İhtiyarlığın alâmeti olan beyaz kıllar saçıma düştüğü bir zamanda, gençliğin derin uykusunu daha ziyade kalınlaştıran Harb-i Umumî’nin dağdağaları ve esaretimin keşmekeşlikleri ve sonra İstanbul’a geldiğim vakit, ehemmiyetli bir şan ve şeref vaziyeti, hatta Halifeden, Şeyhülislâmdan, Başkumandandan tut, tâ medrese talebelerine kadar, haddimden çok ziyade bir hüsn-ü teveccüh ve iltifat gösterdikleri cihetle, gençlik sarhoşluğu ve o vaziyetin verdiği hâlet-i ruhiye, o uykuyu o derece kalınlaştırmıştı ki, âdeta dünyayı daimî, kendimi de lâyemutâne dünyaya yapışmış bir vaziyet-i acîbede görüyordum.
İşte o zamanda, İstanbul’un Bayezid Cami-i mübareğine, Ramazan-ı Şerif’te ihlâslı hafızları dinlemeye gittim. Kur’ân-ı Mu’cizü’l-Beyan, semavî yüksek hitabıyla beşerin fenâsını ve zîhayatın vefatını haber veren gayet kuvvetli bir surette “Küllü nefsin zâikatü’l-mevt.” [Her nefis ölümü tadıcıdır. (Âl-i İmran Suresi: 185)] fermanını, hafızların lisanıyla ilân etti. Kulağıma girip, tâ kalbimin içine yerleşip, o pek kalın gaflet ve uyku ve sarhoşluk tabakalarını parça parça etti. Camiden çıktım. Daha çoktan beri başımda yerleşen o eski uykunun sersemliğiyle birkaç gün başımda bir fırtına, dumanlı bir ateş ve pusulasını şaşırmış gemi gibi kendimi gördüm. Âyinede saçıma baktıkça, beyaz kıllar bana diyorlar: “Dikkat et!”

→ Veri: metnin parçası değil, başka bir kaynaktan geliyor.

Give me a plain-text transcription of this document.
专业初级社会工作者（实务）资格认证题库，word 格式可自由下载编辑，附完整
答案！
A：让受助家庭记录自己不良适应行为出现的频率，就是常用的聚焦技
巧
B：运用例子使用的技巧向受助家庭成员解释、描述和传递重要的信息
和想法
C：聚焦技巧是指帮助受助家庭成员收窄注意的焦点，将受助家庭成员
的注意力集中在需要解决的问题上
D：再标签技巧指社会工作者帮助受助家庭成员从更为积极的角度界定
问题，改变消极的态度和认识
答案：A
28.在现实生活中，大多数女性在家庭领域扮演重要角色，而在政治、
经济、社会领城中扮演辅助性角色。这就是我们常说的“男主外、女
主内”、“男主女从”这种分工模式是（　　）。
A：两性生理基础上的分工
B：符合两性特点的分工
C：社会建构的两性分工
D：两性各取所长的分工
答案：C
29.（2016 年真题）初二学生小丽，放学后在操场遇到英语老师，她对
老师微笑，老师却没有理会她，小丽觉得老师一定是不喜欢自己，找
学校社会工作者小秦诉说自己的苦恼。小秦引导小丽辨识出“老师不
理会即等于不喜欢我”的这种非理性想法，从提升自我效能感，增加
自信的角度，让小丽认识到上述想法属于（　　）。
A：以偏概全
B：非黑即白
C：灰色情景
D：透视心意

İşte o beyaz kılların ihtarıyla vaziyet tavazzuh etti. Baktım ki, çok güvendiğim ve ezvakına meftun olduğum gençlik elveda diyor. Ve muhabbetiyle pek çok alâkadar olduğum hayat-ı dünyeviye sönmeye başlıyor ve pek çok alâkadar ve âdeta âşık olduğum dünya bana uğurlar olsun deyip, misafirhaneden gideceğimi ihtar ediyor. Kendisi de Allah’a ısmarladık deyip, o da gitmeye hazırlanıyor. Kur’ân-ı Mu’cizü’l-Beyan “Küllü nefsin zâikatü’l-mevt.” ayetinin külliyetinde, “Nev-i insanî bir nefistir; dirilmek üzere ölecek. Ve küre-i arz dahi bir nefistir; bâkî bir surete girmek için o da ölecek. Dünya dahi bir nefistir; ahiret suretine girmek için o da ölecek” manası, ayetin işaretinden kalbe açılıyordu.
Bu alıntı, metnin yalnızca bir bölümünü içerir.